ÖH fordert konkrete Verbesserungen bei Studieneingangsphase und Masterstudien

Wien (OTS) - Künftig soll es auch während der verpflichtenden Studieneingangsphase möglich sein, Lehrveranstaltungen aus späteren Semestern vorzuziehen. Prinzipiell begrüßt die ÖH das Einlenken der Regierungsparteien, allerdings fordert Sigrid Maurer vom Vorsitzteam der ÖH: "Studierenden muss garantiert werden, dass jedenfalls ein weiteres Semester frei absolviert werden kann, um vorprogrammierte Studienzeitverzögerungen zu verhindern".

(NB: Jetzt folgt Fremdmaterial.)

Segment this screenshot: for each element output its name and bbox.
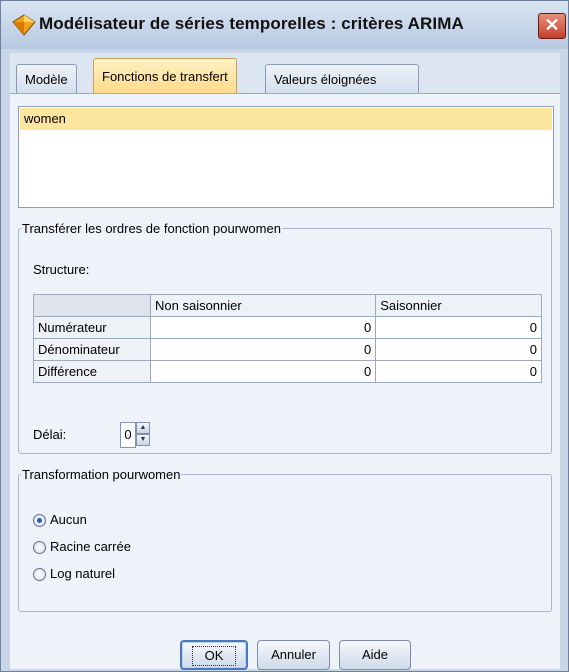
table-corner-header: [33, 294, 151, 317]
cell-numerateur-saisonnier[interactable]: 0: [375, 316, 542, 339]
dialog-window: Modélisateur de séries temporelles : cri…: [0, 0, 569, 672]
col-header-saisonnier: Saisonnier: [375, 294, 542, 317]
table-row: Différence 0 0: [33, 360, 542, 383]
row-header-numerateur: Numérateur: [33, 316, 151, 339]
close-x-icon: ✕: [544, 15, 560, 35]
tab-valeurs-eloignees[interactable]: Valeurs éloignées: [265, 64, 419, 94]
table-row: Dénominateur 0 0: [33, 338, 542, 361]
cell-denominateur-saisonnier[interactable]: 0: [375, 338, 542, 361]
close-button[interactable]: ✕: [538, 13, 566, 39]
row-header-difference: Différence: [33, 360, 151, 383]
title-bar[interactable]: Modélisateur de séries temporelles : cri…: [1, 1, 568, 49]
cell-denominateur-non-saisonnier[interactable]: 0: [149, 338, 377, 361]
window-title: Modélisateur de séries temporelles : cri…: [39, 14, 464, 33]
ok-button[interactable]: OK: [180, 640, 248, 670]
radio-checked-icon: [33, 514, 46, 528]
model-diamond-icon: [12, 14, 36, 36]
transfer-orders-legend: Transférer les ordres de fonction pourwo…: [22, 221, 281, 236]
transformation-group: Transformation pourwomen Aucun Racine ca…: [18, 467, 552, 612]
dialog-client: Modèle Fonctions de transfert Valeurs él…: [10, 53, 560, 670]
transformation-legend: Transformation pourwomen: [22, 467, 181, 482]
radio-racine-carree[interactable]: Racine carrée: [33, 539, 131, 555]
cell-difference-non-saisonnier[interactable]: 0: [149, 360, 377, 383]
radio-aucun[interactable]: Aucun: [33, 512, 87, 528]
cell-numerateur-non-saisonnier[interactable]: 0: [149, 316, 377, 339]
radio-unchecked-icon: [33, 541, 46, 555]
radio-log-naturel[interactable]: Log naturel: [33, 566, 116, 582]
list-item-women[interactable]: women: [20, 108, 552, 130]
ok-button-label: OK: [191, 646, 237, 666]
spin-down-arrow-icon[interactable]: ▼: [136, 434, 150, 446]
delay-spinner-buttons: ▲ ▼: [136, 422, 150, 448]
orders-table: Non saisonnier Saisonnier Numérateur 0 0…: [33, 294, 542, 383]
radio-aucun-label: Aucun: [50, 512, 87, 527]
spin-up-arrow-icon[interactable]: ▲: [136, 422, 150, 434]
row-header-denominateur: Dénominateur: [33, 338, 151, 361]
help-button[interactable]: Aide: [339, 640, 411, 670]
delay-spinner-input[interactable]: 0: [120, 422, 136, 448]
transfer-orders-group: Transférer les ordres de fonction pourwo…: [18, 221, 552, 454]
cancel-button[interactable]: Annuler: [257, 640, 330, 670]
cell-difference-saisonnier[interactable]: 0: [375, 360, 542, 383]
col-header-non-saisonnier: Non saisonnier: [149, 294, 377, 317]
radio-unchecked-icon: [33, 568, 46, 582]
radio-log-naturel-label: Log naturel: [50, 566, 116, 581]
delay-label: Délai:: [33, 427, 67, 442]
tab-fonctions-de-transfert[interactable]: Fonctions de transfert: [93, 58, 237, 94]
structure-label: Structure:: [33, 262, 90, 277]
table-row: Numérateur 0 0: [33, 316, 542, 339]
tab-modele[interactable]: Modèle: [16, 64, 77, 94]
predictor-list[interactable]: women: [18, 106, 554, 208]
tab-panel: women Transférer les ordres de fonction …: [10, 93, 560, 670]
radio-racine-carree-label: Racine carrée: [50, 539, 131, 554]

"Diese Regelung muss bereits im Studienplan vorgesehen werden - wenn die Studierenden für jede Lehrveranstaltung, die sie machen möchten, einen Antrag stellen müssen, versinken die Universitäten noch weiter in der Bürokratie", sagt Thomas Wallerberger vom ÖH-Vorsitzteam.

Darüber hinaus muss garantiert werden, dass Masterstudiengänge von all jenen StudentInnen, die den passenden Bachelor absolviert haben, an jeder Hochschule in Österreich absolviert werden können. "Die Beschränkung auf nur eine Hochschule widerspricht den Bologna-Zielen komplett", so Maurer und Wallerberger. "Die ÖH lehnt Zugangsbeschränkungen ab und spricht sich nach wie vor gegen den Beschluss der Novelle aus".